What is the most stressful situation you could imagine?
Try this one on for size: the Macondo well has blown out, killing 11 workers and spewing thousands of barrels of oil into the Gulf of Mexico. Birds, marine mammals and fish are dying. Oil is heading towards sensitive coastline.
Plans A, B and C haven’t worked and BP, the London-based petroleum company, is running out of alphabet. Time to bring in the Canadians.
Three young engineers with Welaptega Marine in Halifax returned home in mid-July after assisting BP in its efforts to repair the ruptured Macondo well.
James Kesten (BEng’08) and Tyler de Gier (BEng’08), who studied mechanical engineering at Dalhousie, spent several weeks at the spill site leading up to the successful capping of the well on July 15. A third Welaptega mechanical engineer, 3-D modelling expert Marie MacCormick (BEng’07) worked out of BP’s Houston, Texas office for the duration. She’s also a Dal grad.
“BP is already a client of ours, so for me, it was a matter of reminding them that we were here as a resource,” says Tony Hall, owner of Welaptega Marine, a subsea engineering support firm specializing in marine imaging technologies for the offshore petroleum industry. “I can’t say enough about my people. Here they are in their mid-20s parachuted into an extremely high pressure situation to help solve one of the biggest offshore incidents in history.
“The quality of the people we get from Dalhousie is phenomenal.”
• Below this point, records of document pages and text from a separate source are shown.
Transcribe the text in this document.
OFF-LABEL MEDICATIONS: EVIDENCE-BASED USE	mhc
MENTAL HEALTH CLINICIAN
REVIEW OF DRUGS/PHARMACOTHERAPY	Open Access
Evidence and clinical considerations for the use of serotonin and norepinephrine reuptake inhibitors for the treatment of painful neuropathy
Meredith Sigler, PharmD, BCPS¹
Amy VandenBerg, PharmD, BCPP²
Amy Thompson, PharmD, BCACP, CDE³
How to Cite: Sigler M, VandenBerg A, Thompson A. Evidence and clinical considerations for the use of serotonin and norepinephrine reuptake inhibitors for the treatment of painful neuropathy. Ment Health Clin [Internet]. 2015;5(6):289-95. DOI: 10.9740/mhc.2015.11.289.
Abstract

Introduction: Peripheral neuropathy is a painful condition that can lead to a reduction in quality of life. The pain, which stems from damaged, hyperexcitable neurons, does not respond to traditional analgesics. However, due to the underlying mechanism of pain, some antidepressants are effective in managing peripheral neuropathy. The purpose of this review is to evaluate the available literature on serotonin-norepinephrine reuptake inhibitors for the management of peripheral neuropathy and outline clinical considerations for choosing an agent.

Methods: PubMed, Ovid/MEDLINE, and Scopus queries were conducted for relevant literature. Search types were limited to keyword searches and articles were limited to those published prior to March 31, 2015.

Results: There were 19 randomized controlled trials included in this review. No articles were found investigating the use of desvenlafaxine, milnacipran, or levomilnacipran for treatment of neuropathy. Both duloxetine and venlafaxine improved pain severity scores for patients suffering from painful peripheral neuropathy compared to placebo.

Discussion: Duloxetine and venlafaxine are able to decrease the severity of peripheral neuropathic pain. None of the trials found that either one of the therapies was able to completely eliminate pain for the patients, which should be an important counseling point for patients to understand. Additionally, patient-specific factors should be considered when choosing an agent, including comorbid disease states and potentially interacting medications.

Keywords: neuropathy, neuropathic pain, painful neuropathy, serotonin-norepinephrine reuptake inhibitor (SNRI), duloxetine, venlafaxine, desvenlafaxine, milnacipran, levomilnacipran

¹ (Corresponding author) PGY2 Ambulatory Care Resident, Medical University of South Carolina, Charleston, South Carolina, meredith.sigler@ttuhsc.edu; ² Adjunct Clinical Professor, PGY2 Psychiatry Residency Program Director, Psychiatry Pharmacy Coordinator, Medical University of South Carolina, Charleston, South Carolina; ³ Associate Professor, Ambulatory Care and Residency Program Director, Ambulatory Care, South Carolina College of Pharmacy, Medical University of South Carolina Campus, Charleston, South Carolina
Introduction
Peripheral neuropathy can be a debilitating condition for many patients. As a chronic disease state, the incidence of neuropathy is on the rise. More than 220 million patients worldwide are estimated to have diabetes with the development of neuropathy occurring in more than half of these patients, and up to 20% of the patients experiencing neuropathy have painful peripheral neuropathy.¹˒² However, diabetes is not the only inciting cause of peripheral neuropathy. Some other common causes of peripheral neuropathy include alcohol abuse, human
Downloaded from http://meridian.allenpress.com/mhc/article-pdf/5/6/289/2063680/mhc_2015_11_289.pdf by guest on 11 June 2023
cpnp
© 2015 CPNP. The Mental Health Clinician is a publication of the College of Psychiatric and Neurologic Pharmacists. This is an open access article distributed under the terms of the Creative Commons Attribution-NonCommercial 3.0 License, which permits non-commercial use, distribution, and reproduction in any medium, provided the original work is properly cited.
Without going into too much detail – Welaptega is not authorized to divulge the exact nature of the work – the job was to create a 3D model of the blown well, passing on the data to BP in its quest to plug the gushing wellhead. Based on a ship, Mr. Kesten and Mr. de Gier used a minivan-sized remotely operated vehicle sent down from the ship to get the photographs needed, while on shore, Ms. MacCormick, created the accurate 3D models.
“When I first heard what happened, I was thinking that what we do could definitely help,” says Mr. Kesten, 25, who first came to work at Welaptega on a co-op placement and was hired on after graduation in 2008. “When we finally did get the call, we were choppering into the site less than 12 hours later. It looked like a war zone.”
“It was high pressure, definitely,” adds Mr. de Gier, 25. “But at the same time, it was all about safety and doing it right.”